Set Achievable Goals
If you have a lot on your plate, set some daily or weekly goals for yourself. Viewing your tasks in smaller and more manageable sets makes achieving them less stressful, and helps you to avoid procrastination. If your daily or weekly goals are still overwhelming, maybe it’s time to think about whether you have committed yourself to too many things- clubs, sports, and other organizations. It’s important to prioritize and understand which of your activities is necessary and which aren’t, as well as which classes require more of your attention.
Learn to Say No
Perhaps the most difficult lesson a college student has to learn is how to say no to invitations to parties and other fun social events.
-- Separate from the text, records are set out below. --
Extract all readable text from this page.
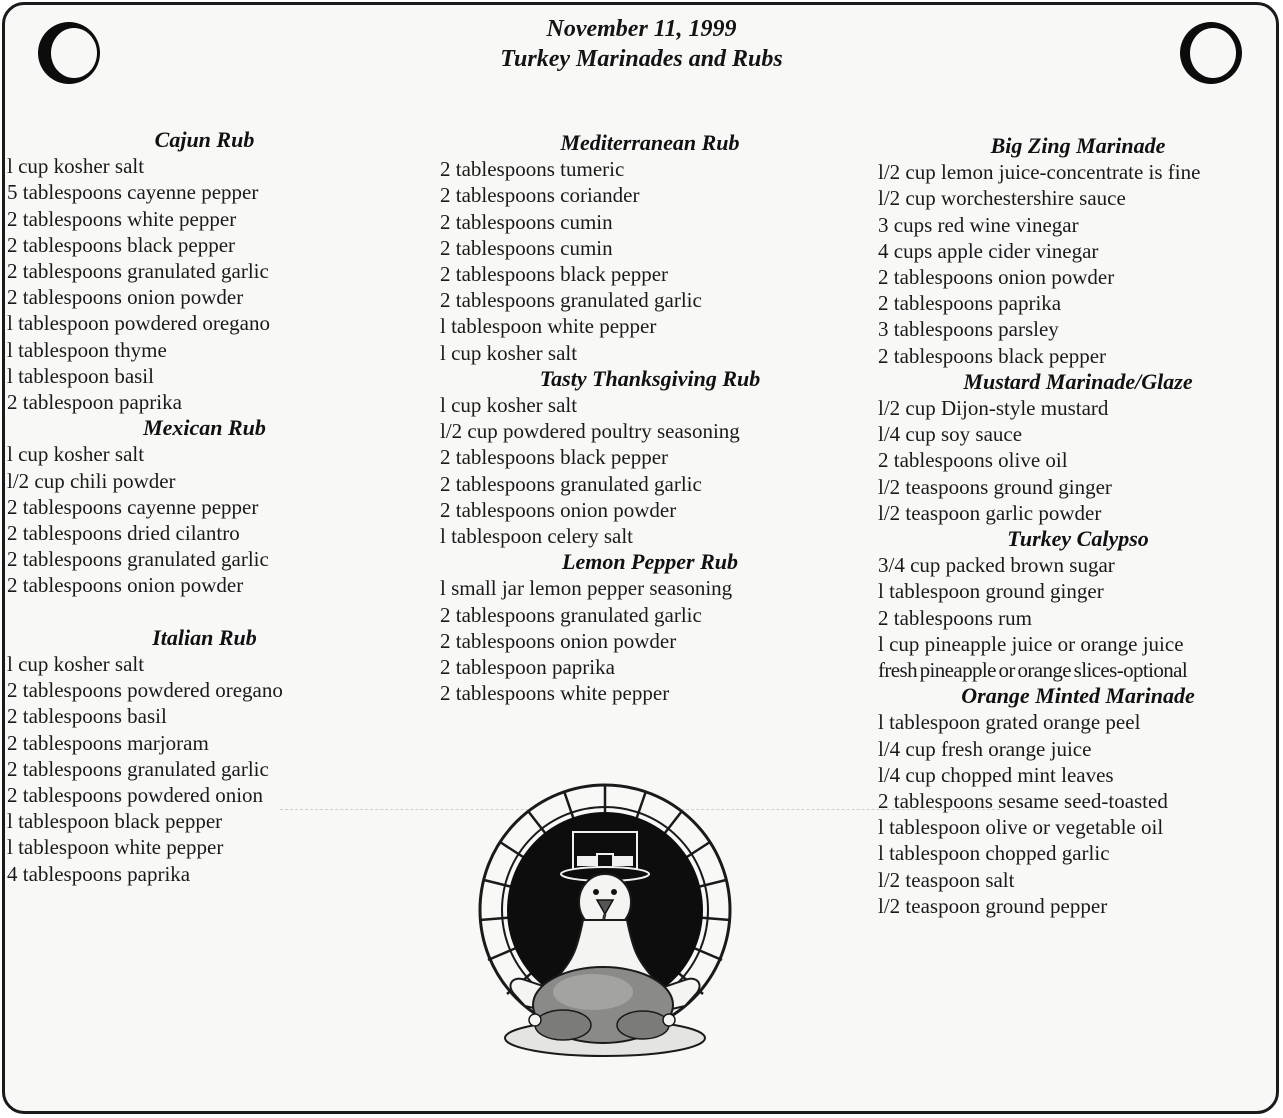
November 11, 1999
Turkey Marinades and Rubs
Cajun Rub
l cup kosher salt
5 tablespoons cayenne pepper
2 tablespoons white pepper
2 tablespoons black pepper
2 tablespoons granulated garlic
2 tablespoons onion powder
l tablespoon powdered oregano
l tablespoon thyme
l tablespoon basil
2 tablespoon paprika
Mexican Rub
l cup kosher salt
l/2 cup chili powder
2 tablespoons cayenne pepper
2 tablespoons dried cilantro
2 tablespoons granulated garlic
2 tablespoons onion powder
Italian Rub
l cup kosher salt
2 tablespoons powdered oregano
2 tablespoons basil
2 tablespoons marjoram
2 tablespoons granulated garlic
2 tablespoons powdered onion
l tablespoon black pepper
l tablespoon white pepper
4 tablespoons paprika
Mediterranean Rub
2 tablespoons tumeric
2 tablespoons coriander
2 tablespoons cumin
2 tablespoons cumin
2 tablespoons black pepper
2 tablespoons granulated garlic
l tablespoon white pepper
l cup kosher salt
Tasty Thanksgiving Rub
l cup kosher salt
l/2 cup powdered poultry seasoning
2 tablespoons black pepper
2 tablespoons granulated garlic
2 tablespoons onion powder
l tablespoon celery salt
Lemon Pepper Rub
l small jar lemon pepper seasoning
2 tablespoons granulated garlic
2 tablespoons onion powder
2 tablespoon paprika
2 tablespoons white pepper
Big Zing Marinade
l/2 cup lemon juice-concentrate is fine
l/2 cup worchestershire sauce
3 cups red wine vinegar
4 cups apple cider vinegar
2 tablespoons onion powder
2 tablespoons paprika
3 tablespoons parsley
2 tablespoons black pepper
Mustard Marinade/Glaze
l/2 cup Dijon-style mustard
l/4 cup soy sauce
2 tablespoons olive oil
l/2 teaspoons ground ginger
l/2 teaspoon garlic powder
Turkey Calypso
3/4 cup packed brown sugar
l tablespoon ground ginger
2 tablespoons rum
l cup pineapple juice or orange juice
fresh pineapple or orange slices-optional
Orange Minted Marinade
l tablespoon grated orange peel
l/4 cup fresh orange juice
l/4 cup chopped mint leaves
2 tablespoons sesame seed-toasted
l tablespoon olive or vegetable oil
l tablespoon chopped garlic
l/2 teaspoon salt
l/2 teaspoon ground pepper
When given the choice between studying for your math test and going to the movies, the latter seems much more appealing. However, studying should be a #1 priority, after all, the movie can wait – your professor will not. The more you practice good time management skills, the more efficient you will become at studying and getting your homework done. If you’re still having trouble, find a campus councilor who can help you set up a rigid time schedule, and who can give you some personalized advice.